Malabo, Hauptstadt auf der Insel Bioko, Äquatorialguinea.
Malabo liegt an der Nordküste der Insel Bioko und dehnt sich entlang der Bucht aus, wo Regierungsgebäude und Wohnviertel zwischen Palmen und tropischer Vegetation stehen. Die Stadt zeigt eine Mischung aus zweistöckigen Kolonialbauten mit hellen Fassaden und neueren Hochhäusern, die vom Hafen bis zu den bewaldeten Hügeln im Hinterland reichen.
Die Siedlung wurde 1827 unter dem Namen Port Clarence von britischen Kolonisatoren gegründet, die einen Stützpunkt zur Bekämpfung des Sklavenhandels im Golf von Guinea errichten wollten. Spanien übernahm die Kontrolle über die Insel im 19. Jahrhundert und benannte den Ort später in Santa Isabel um, bevor er nach der Unabhängigkeit 1968 seinen heutigen Namen erhielt.
Das Spanische Kulturzentrum und das Hispanisch-Guineische Kulturzentrum organisieren Ausstellungen und Programme zur Förderung lokaler Kunst, Musik und kreativer Initiativen.

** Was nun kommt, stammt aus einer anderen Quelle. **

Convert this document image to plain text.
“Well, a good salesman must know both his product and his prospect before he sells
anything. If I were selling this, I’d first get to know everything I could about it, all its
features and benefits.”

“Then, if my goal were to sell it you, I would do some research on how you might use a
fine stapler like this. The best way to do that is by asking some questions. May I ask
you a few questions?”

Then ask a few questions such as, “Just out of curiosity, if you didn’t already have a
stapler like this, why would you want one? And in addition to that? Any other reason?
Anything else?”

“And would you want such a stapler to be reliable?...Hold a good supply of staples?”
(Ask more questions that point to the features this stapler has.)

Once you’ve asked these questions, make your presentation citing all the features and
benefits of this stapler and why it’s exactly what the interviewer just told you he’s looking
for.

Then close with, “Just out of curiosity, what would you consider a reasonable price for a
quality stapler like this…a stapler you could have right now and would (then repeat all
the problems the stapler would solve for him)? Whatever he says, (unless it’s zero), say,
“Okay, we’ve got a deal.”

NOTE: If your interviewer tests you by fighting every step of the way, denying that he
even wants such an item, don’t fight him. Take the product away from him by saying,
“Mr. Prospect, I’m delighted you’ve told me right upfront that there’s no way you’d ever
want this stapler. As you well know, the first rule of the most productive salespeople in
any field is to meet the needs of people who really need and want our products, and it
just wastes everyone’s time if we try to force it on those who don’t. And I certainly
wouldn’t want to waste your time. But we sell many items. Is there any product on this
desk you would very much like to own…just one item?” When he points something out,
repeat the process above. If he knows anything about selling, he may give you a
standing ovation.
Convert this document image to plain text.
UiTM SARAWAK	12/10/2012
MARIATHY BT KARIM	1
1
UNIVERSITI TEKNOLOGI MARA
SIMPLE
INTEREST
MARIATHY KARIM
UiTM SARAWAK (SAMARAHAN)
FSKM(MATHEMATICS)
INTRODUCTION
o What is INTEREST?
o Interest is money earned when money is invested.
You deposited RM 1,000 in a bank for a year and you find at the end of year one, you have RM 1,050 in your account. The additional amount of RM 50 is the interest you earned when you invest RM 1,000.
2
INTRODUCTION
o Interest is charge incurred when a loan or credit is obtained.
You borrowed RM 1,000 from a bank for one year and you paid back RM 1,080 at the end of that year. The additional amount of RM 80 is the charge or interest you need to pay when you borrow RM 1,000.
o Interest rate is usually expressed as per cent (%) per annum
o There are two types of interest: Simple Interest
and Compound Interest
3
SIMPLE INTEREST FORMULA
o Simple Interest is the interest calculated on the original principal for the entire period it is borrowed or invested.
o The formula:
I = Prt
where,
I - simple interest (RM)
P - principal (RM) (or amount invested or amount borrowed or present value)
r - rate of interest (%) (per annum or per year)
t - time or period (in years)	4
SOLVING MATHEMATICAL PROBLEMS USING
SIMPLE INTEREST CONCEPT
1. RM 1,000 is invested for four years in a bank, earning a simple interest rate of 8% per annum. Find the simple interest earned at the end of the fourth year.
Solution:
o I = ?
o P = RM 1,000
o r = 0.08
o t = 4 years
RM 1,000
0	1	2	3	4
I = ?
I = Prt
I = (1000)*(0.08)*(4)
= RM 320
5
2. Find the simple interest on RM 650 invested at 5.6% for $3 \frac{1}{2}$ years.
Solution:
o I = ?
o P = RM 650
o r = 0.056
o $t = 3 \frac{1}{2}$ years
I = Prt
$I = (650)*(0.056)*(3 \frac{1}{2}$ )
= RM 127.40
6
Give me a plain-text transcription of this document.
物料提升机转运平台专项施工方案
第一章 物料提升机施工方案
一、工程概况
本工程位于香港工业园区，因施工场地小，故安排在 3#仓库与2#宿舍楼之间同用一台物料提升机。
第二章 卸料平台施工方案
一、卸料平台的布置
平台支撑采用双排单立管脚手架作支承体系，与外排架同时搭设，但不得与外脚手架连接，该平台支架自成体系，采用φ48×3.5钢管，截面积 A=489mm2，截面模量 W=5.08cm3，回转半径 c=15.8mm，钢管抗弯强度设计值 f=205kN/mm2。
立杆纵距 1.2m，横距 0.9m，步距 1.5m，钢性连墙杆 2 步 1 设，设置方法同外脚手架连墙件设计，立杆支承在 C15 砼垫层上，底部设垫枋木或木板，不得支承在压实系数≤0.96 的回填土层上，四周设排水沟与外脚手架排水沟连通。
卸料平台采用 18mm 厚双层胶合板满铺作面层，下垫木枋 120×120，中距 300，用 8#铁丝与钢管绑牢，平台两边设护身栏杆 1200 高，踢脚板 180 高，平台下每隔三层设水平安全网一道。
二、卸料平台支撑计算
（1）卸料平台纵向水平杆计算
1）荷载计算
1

Der internationale Flughafen verbindet die Stadt mit regionalen Zielen in Zentralafrika und Spanien, während Busse und gelbe Taxis die Hauptstraßen und Wohngebiete bedienen. Die meisten Sehenswürdigkeiten liegen im kompakten Zentrum, sodass viele Orte zu Fuß erreichbar sind, obwohl steile Hügel an einigen Stellen die Fortbewegung erschweren können.
Der Name der Stadt ehrt Malabo Löpèlo Mëlaka, den letzten König der Bubi, die ursprünglich auf der Insel lebten. Diese Namensänderung nach der Unabhängigkeit markierte einen symbolischen Bruch mit der kolonialen Vergangenheit, als der Ort noch Santa Isabel hieß.